PERTANYAAN itu kini semakin sering kita dengarkan di tengah masyarakat. Entah itu saat rapat RT, pengajian kampung, hingga sekadar ngopi bareng dengan tetangga. Sepertinya isu soal rencana kenaikan harga BBM sudah menjadi pergunjingan tiada akhir. Dan, selalu saja masih menyisakan pertanyaan kapan BBM akan naik?
Pertanyaan mendasar dan terkesan biasa. Namun jika tidak kunjung ada kejelasan jawaban, bisa menimbulkan snowball effect yang tidak terkira dahsyatnya. Siapa sangka akibat isu kenaikan harga BBM itu, besok-besok harga cabai melangit, harga sembako lainnya juga turut merangka.
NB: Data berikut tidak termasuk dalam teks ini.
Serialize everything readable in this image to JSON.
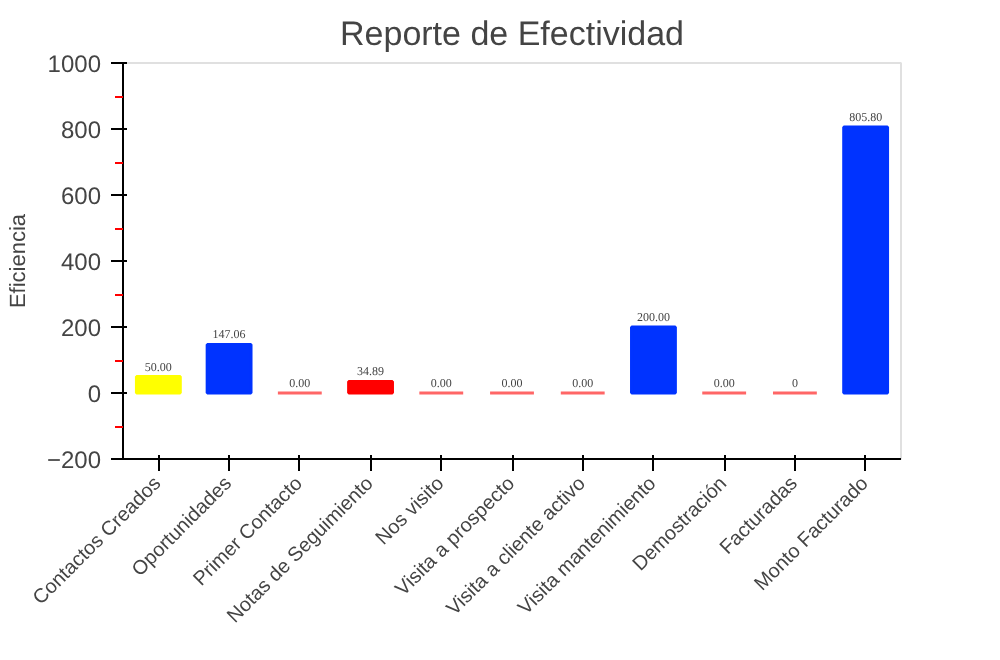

Harga BBM saja belum naik, tapi para pedagang sudah memperhitungkan aspek harga distibusi yang dipastikan akan melangit juga.
Itu baru dari sisi inflasi, yang saban hari, dirasakan oleh masyarakat. Jika ditarik ke arah yang lebih makro, kira-kira pertanyaannya akan mengarah, sampai kapan APBN akan sanggup untuk mensupport subsidi BBM yang makin membengkak. Bahkan, jika dihitung, subsidi BBM yang mencapai lebih dari Rp240 triliun, jika berhasil dihemat, maka duit itu bisa untuk membangun 6.000 km jalan tol. Luar biasa bukan?
Tidak hanya itu saja. Persoalan harga BBM, rupanya juga ikut menjerat BUMN perminyakan kita, Pertamina. Betapa tidak, jumlah kendaraan yang mesti dilayani mencapai 100 juta kendaraan. Sedangkan Pertamina dan jaringannya saat ini memiliki 5.027 SPBU di 33 provinsi. Belum lagi, Pertamina juga mesti menyiapkan sistem dan perangkat untuk melakukan monitoring dan pengendalian BBM. Pertamina merasa perlu menerapkan sistem monitoring dan pengendalian (SMP) BBM ini karena diyakini penyaluran BBM PSO berpotensi melampaui kuota penugasan 2013 ini yaitu volume premium diprediksi over 7,8 persen dan minyak solar over 16,9 persen.
Presiden SBY dalam kesempatan pidato di Musrenbangnas, Selasa 30 April 2013, hanya menyebutkan bahwa pengurangan subsidi BBM adalah sesuatu yang perlu dilakukan. Namun, sinyalnya baru akan terlihat pada masa pembahasan APBN-P mendatang.
Kini masyarakat masih menunggu kapan BBM akan naik. Selanjutnya, apakah kenaikan itu akan tetap menerapkan dua harga ataukah satu harga? Dan yang pasti, adakah dana kompensasi yang bakal diterapkan sebagai pendamping untuk warga terdampak kenaikan harga BBM ini.
Jika saja, pemerintah berani mengambil keputusan lebih cepat, maka diyakini dampak negatifnya secara sosial dan ekonomi akan lebih sedikit. Namun, karena hingga kini keputusan itu juga tidak kunjung ada, sudah pasti risiko sosialnya dirasakan akan makin besar dibandingkan dengan risiko ekonominya. Bagaimanapun semakin dekat dengan pesta demokrasi, Pemilu 2014, semua hal akan dipolitisasi.
Kita masih menunggu keberanian pemerintah, demi kebaikan masa depan negeri ini.